Second-post-Newtonian generation of gravitational radiation

TL;DR

This work advances the analytic description of gravitational radiation by deriving the source multipole moments at the second post-Newtonian ($2$-PN) level within a multipolar-post-Minkowskian framework. It achieves this through a rigorous matching of the internal near-zone metric to the exterior canonical field, expressing the moments as finite, regularized integrals over the matter and gravitational-field content. The authors relate the canonical moments to the physical source moments $I_L$ and $J_L$, incorporate tail effects, and derive the $2$-PN asymptotic waveform and energy flux via radiative moments $U_L$ and $V_L$. The results lay groundwork for precise gravitational-wave templates for detectors like LIGO and VIRGO, and anticipate application to coalescing compact binaries in a forthcoming study.

Abstract

This paper derives the expressions of the multipole moments of an isolated gravitating source with an accuracy corresponding to the second post-Newtonian (2-PN) approximation of general relativity.

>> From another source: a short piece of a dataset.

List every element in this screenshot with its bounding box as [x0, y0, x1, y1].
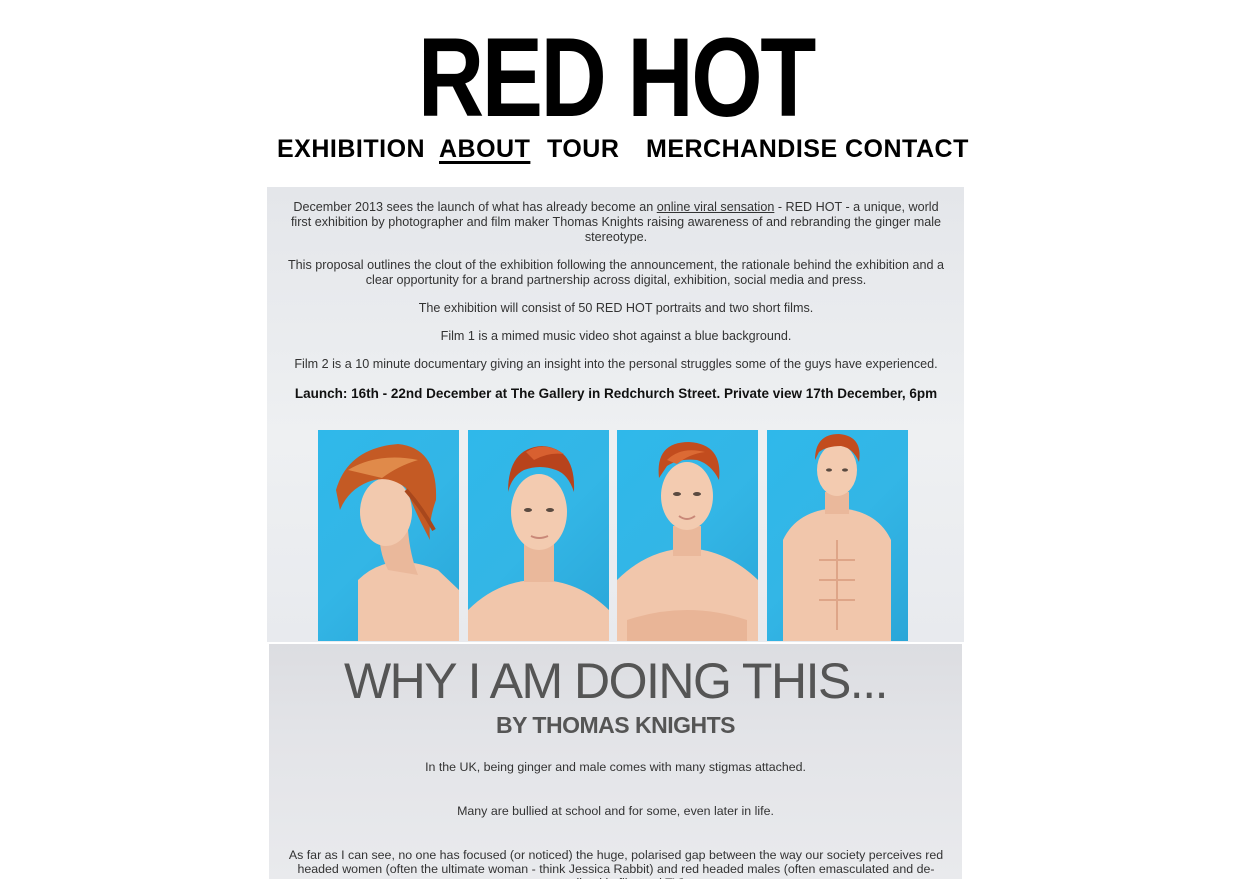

The moments are obtained by a procedure of matching of the external gravitational field of the source to the inner field, and are found to be given by integrals extending over the stress-energy distribution of the matter fields and the gravitational field. Although this is not manifest on their expressions, the moments have a compact support limited to the material source only (they are thus perfectly well-defined mathematically). From the multipole moments we deduce the expressions of the asymptotic gravitational waveform and associated energy generated by the source at the 2-PN approximation. This work, together with a forthcoming work devoted to the application to coalescing compact binaries, will be used in the future observations of gravitational radiation by laser interferometric detectors.